Let me be frank: YA does save. My own personal example that I tweeted out in response to Gaiman's call to arms: when I was 14, I read Robin McKinley's Deerskin for the first time. I initially picked it up because it had a beautiful cover: a beautiful white-haired woman and her beautiful long-haired dog. Inside was a disturbingly dark tale of fear, incest and rape. I was utterly shocked. But Lissar was struggling to come to terms with her body, and what was being done to it (both by others and by Nature herself) at the same time that I was coming to terms with my own (as all girls around that age naturally do). Part of Lissar's healing came from accepting her body and womanhood. She also learned to not fear all men, despite being dreadfully wronged and abused by one.

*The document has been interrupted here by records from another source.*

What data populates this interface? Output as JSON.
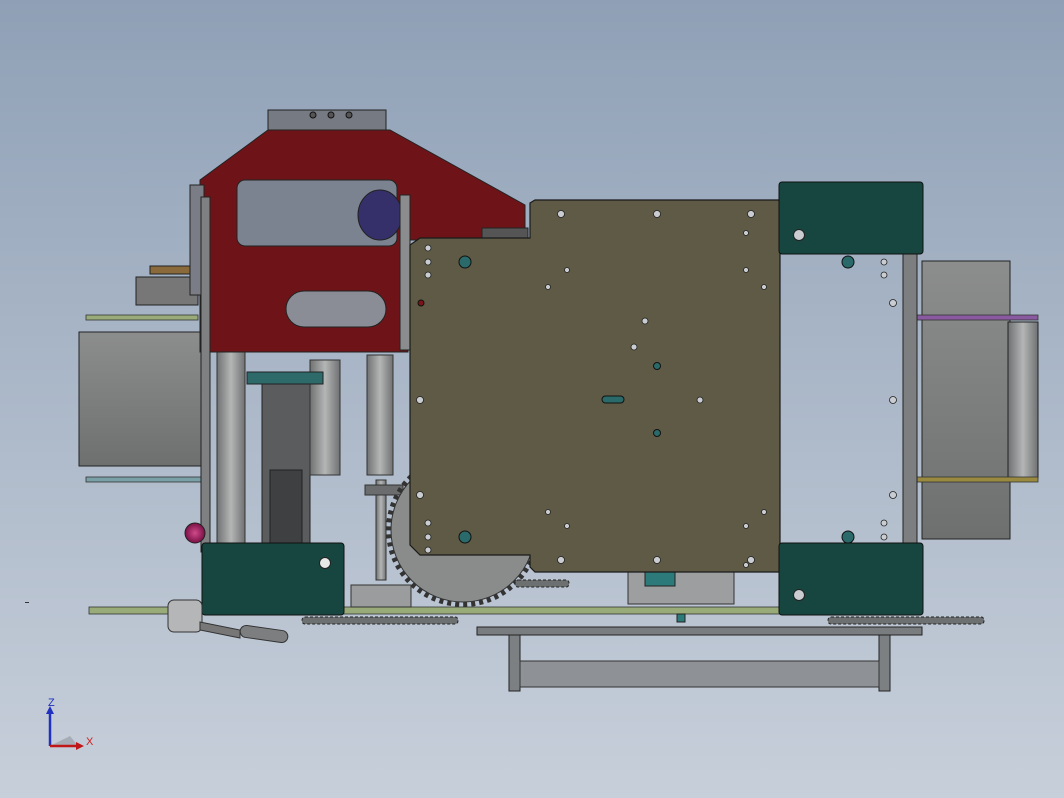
{
  "view": {
    "orientation": "front",
    "background_top": "#8fa0b6",
    "background_bottom": "#c7cfda"
  },
  "colors": {
    "frame_red": "#6e1418",
    "plate_olive": "#5e5a45",
    "block_teal": "#16463f",
    "gear_gray": "#8a8c8c",
    "steel_gray": "#7d7f80",
    "rail_green": "#9aab7a",
    "rail_purple": "#8a5aa0",
    "rail_gold": "#9a8a40",
    "knob_magenta": "#9a1a5a"
  },
  "triad": {
    "z_label": "Z",
    "x_label": "X"
  }
}
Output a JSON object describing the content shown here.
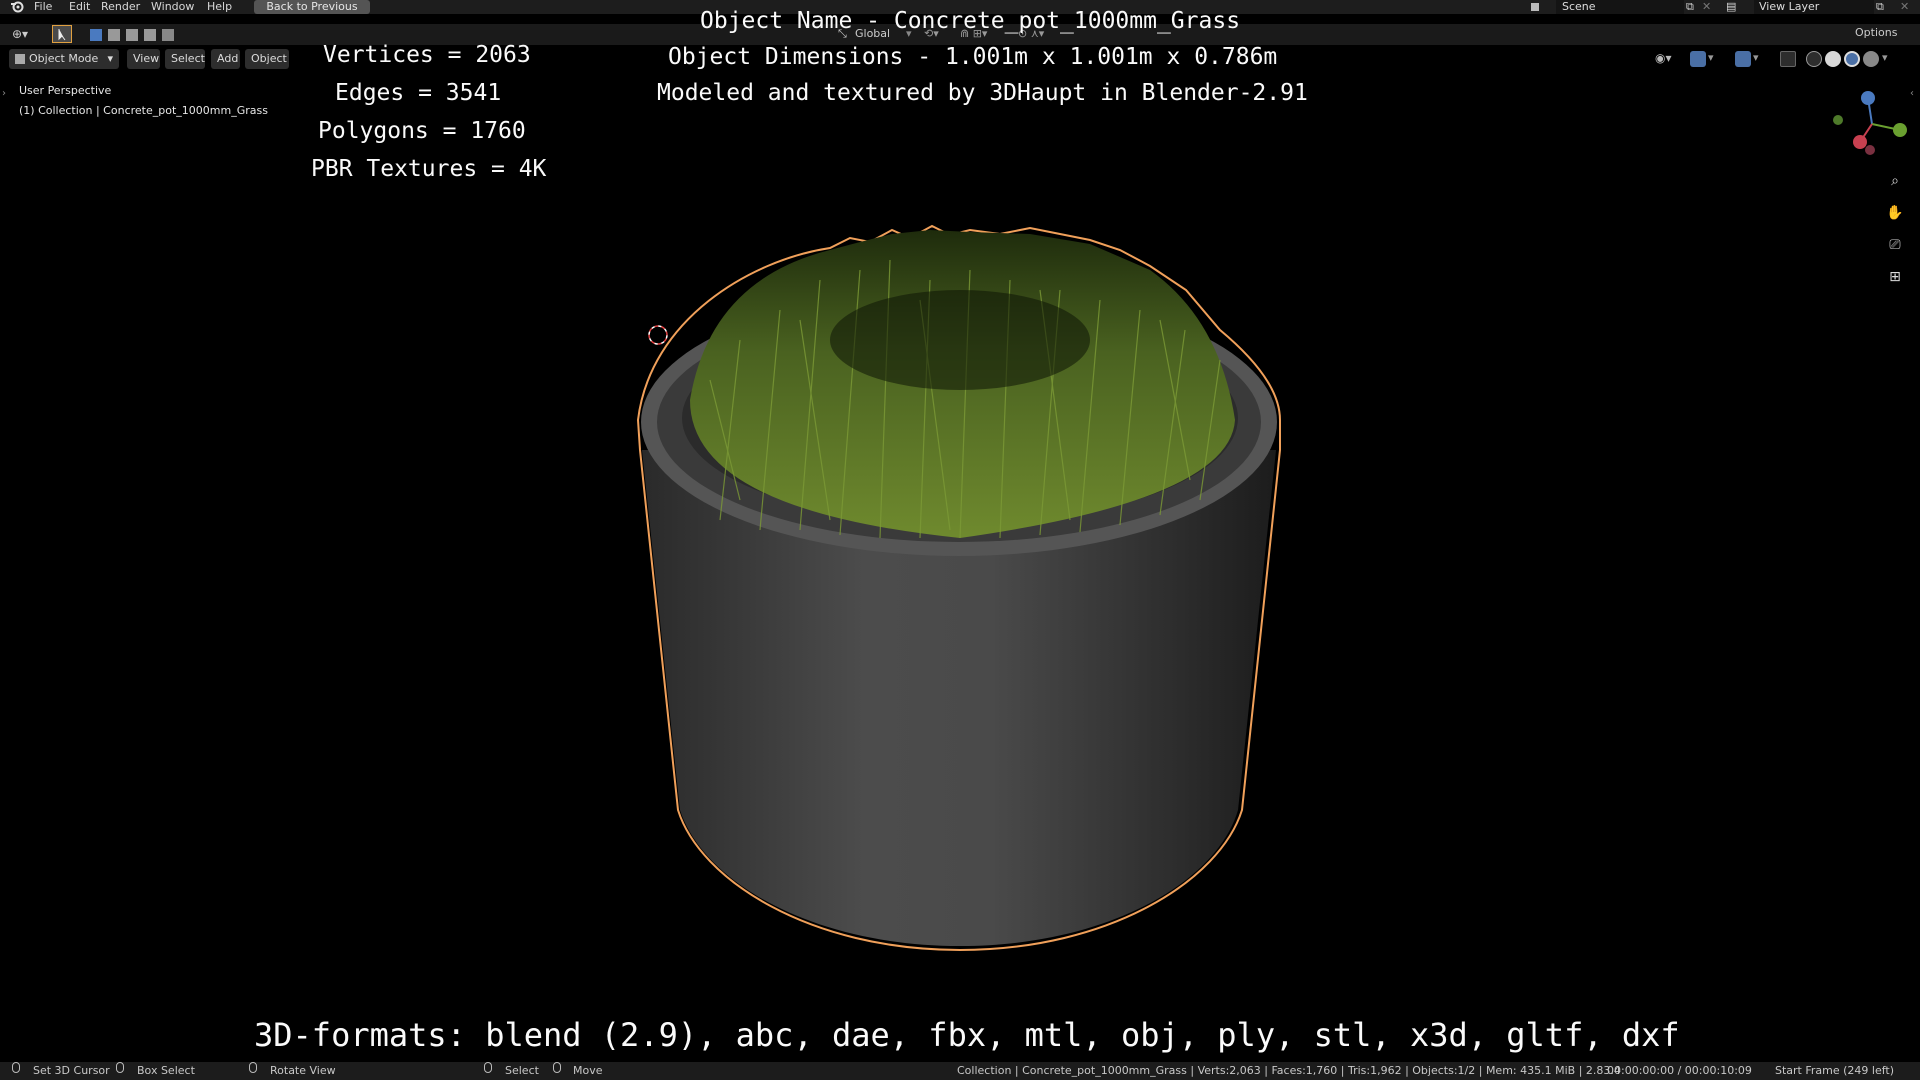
{
  "menu": {
    "file": "File",
    "edit": "Edit",
    "render": "Render",
    "window": "Window",
    "help": "Help",
    "back": "Back to Previous"
  },
  "workspace": {
    "scene": "Scene",
    "view_layer": "View Layer",
    "options": "Options"
  },
  "header": {
    "mode": "Object Mode",
    "view": "View",
    "select": "Select",
    "add": "Add",
    "object": "Object",
    "orientation": "Global"
  },
  "viewport": {
    "perspective": "User Perspective",
    "collection": "(1) Collection | Concrete_pot_1000mm_Grass"
  },
  "overlay": {
    "vertices": "Vertices = 2063",
    "edges": "Edges = 3541",
    "polygons": "Polygons = 1760",
    "textures": "PBR Textures = 4K",
    "object_name": "Object Name - Concrete_pot_1000mm_Grass",
    "dimensions": "Object Dimensions -  1.001m x 1.001m x 0.786m",
    "credits": "Modeled and textured by 3DHaupt in Blender-2.91",
    "formats": "3D-formats: blend (2.9), abc, dae, fbx, mtl, obj, ply, stl, x3d, gltf, dxf"
  },
  "status": {
    "cursor": "Set 3D Cursor",
    "box_select": "Box Select",
    "rotate": "Rotate View",
    "select": "Select",
    "move": "Move",
    "stats": "Collection | Concrete_pot_1000mm_Grass | Verts:2,063 | Faces:1,760 | Tris:1,962 | Objects:1/2 | Mem: 435.1 MiB | 2.83.4",
    "time": "00:00:00:00 / 00:00:10:09",
    "frame": "Start Frame (249 left)"
  },
  "colors": {
    "selection_outline": "#f0a05a",
    "grass_light": "#6f8a2e",
    "grass_dark": "#1e2b0c",
    "concrete": "#4a4a4a"
  },
  "icons": [
    "blender-logo-icon",
    "editor-type-icon",
    "select-cursor-icon",
    "selection-mode-icons",
    "orientation-icon",
    "snap-icon",
    "proportional-icon",
    "render-engine-icon",
    "visibility-icon",
    "gizmo-icon",
    "overlay-icon",
    "xray-icon",
    "shading-wireframe-icon",
    "shading-solid-icon",
    "shading-material-icon",
    "shading-rendered-icon",
    "zoom-icon",
    "pan-hand-icon",
    "camera-icon",
    "grid-icon",
    "mouse-left-icon",
    "mouse-right-icon",
    "mouse-middle-icon"
  ]
}
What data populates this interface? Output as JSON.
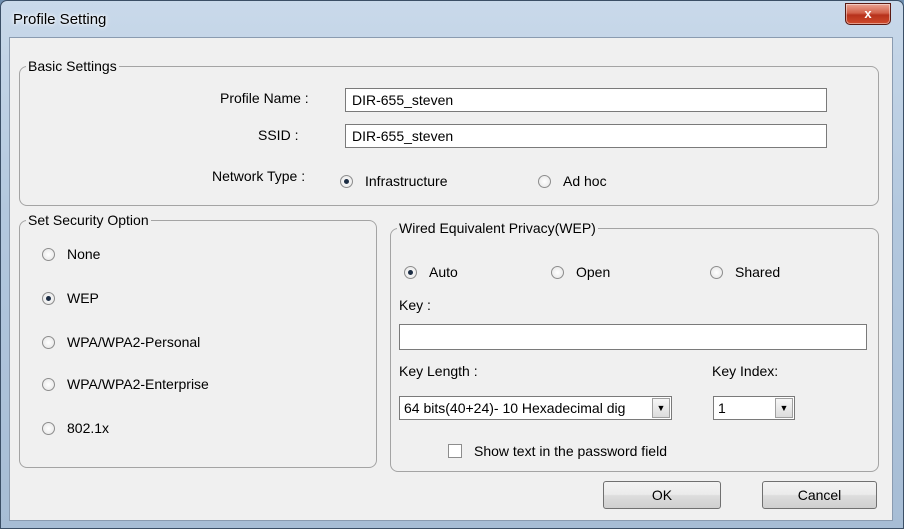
{
  "window": {
    "title": "Profile Setting",
    "close_glyph": "x"
  },
  "basic": {
    "legend": "Basic Settings",
    "profile_name_label": "Profile Name :",
    "profile_name_value": "DIR-655_steven",
    "ssid_label": "SSID :",
    "ssid_value": "DIR-655_steven",
    "network_type_label": "Network Type :",
    "network_types": [
      {
        "label": "Infrastructure",
        "selected": true
      },
      {
        "label": "Ad hoc",
        "selected": false
      }
    ]
  },
  "security": {
    "legend": "Set Security Option",
    "options": [
      {
        "label": "None",
        "selected": false
      },
      {
        "label": "WEP",
        "selected": true
      },
      {
        "label": "WPA/WPA2-Personal",
        "selected": false
      },
      {
        "label": "WPA/WPA2-Enterprise",
        "selected": false
      },
      {
        "label": "802.1x",
        "selected": false
      }
    ]
  },
  "wep": {
    "legend": "Wired Equivalent Privacy(WEP)",
    "auth_modes": [
      {
        "label": "Auto",
        "selected": true
      },
      {
        "label": "Open",
        "selected": false
      },
      {
        "label": "Shared",
        "selected": false
      }
    ],
    "key_label": "Key :",
    "key_value": "",
    "key_length_label": "Key Length :",
    "key_length_value": "64 bits(40+24)- 10 Hexadecimal dig",
    "key_index_label": "Key Index:",
    "key_index_value": "1",
    "show_text_label": "Show text in the password field",
    "show_text_checked": false
  },
  "buttons": {
    "ok": "OK",
    "cancel": "Cancel"
  },
  "icons": {
    "dropdown": "chevron-down-icon",
    "close": "close-icon"
  }
}
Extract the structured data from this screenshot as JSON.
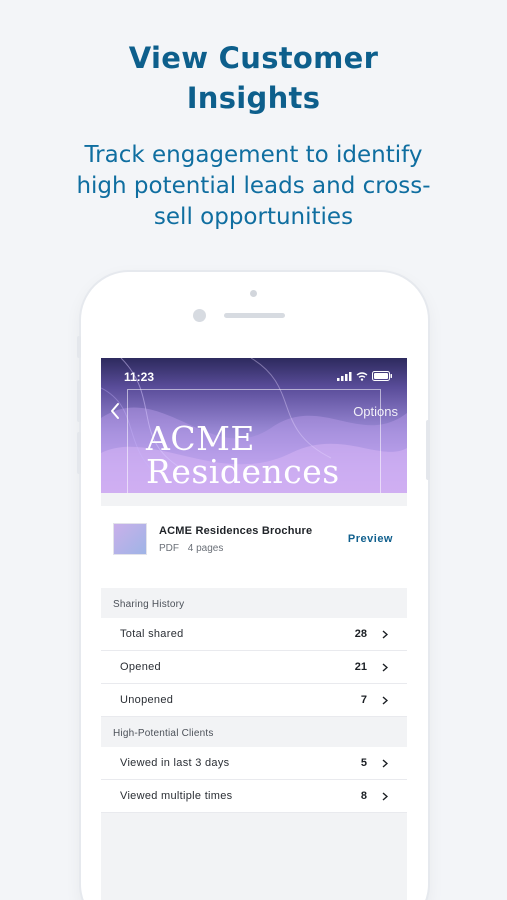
{
  "headline": {
    "line1": "View Customer",
    "line2": "Insights"
  },
  "subhead": {
    "line1": "Track engagement to identify",
    "line2": "high potential leads and cross-",
    "line3": "sell opportunities"
  },
  "status_bar": {
    "time": "11:23"
  },
  "nav": {
    "options_label": "Options"
  },
  "hero": {
    "line1": "ACME",
    "line2": "Residences"
  },
  "document": {
    "title": "ACME Residences Brochure",
    "type": "PDF",
    "pages": "4 pages",
    "preview_label": "Preview"
  },
  "sharing_history": {
    "header": "Sharing History",
    "rows": [
      {
        "label": "Total shared",
        "value": "28"
      },
      {
        "label": "Opened",
        "value": "21"
      },
      {
        "label": "Unopened",
        "value": "7"
      }
    ]
  },
  "high_potential": {
    "header": "High-Potential Clients",
    "rows": [
      {
        "label": "Viewed in last 3 days",
        "value": "5"
      },
      {
        "label": "Viewed multiple times",
        "value": "8"
      }
    ]
  },
  "colors": {
    "brand_blue": "#0d5f8c",
    "link_blue": "#11608e",
    "hero_purple": "#9b8ad6"
  },
  "icons": [
    "back-chevron-icon",
    "signal-icon",
    "wifi-icon",
    "battery-icon",
    "chevron-right-icon",
    "document-thumbnail"
  ]
}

I'd never read anything like it. And I'll probably never forget it. I've tried to read it again, as an adult, but it doesn't carry the same weight. I'm not 14 anymore. But when I was 14, Lissar's story was more influential to me than I could have ever imagined at the time. I needed to read her story. I needed to witness her pain--and her healing.
So what do you think? Does YA save? And is this generation really all that different from our own (or your own)?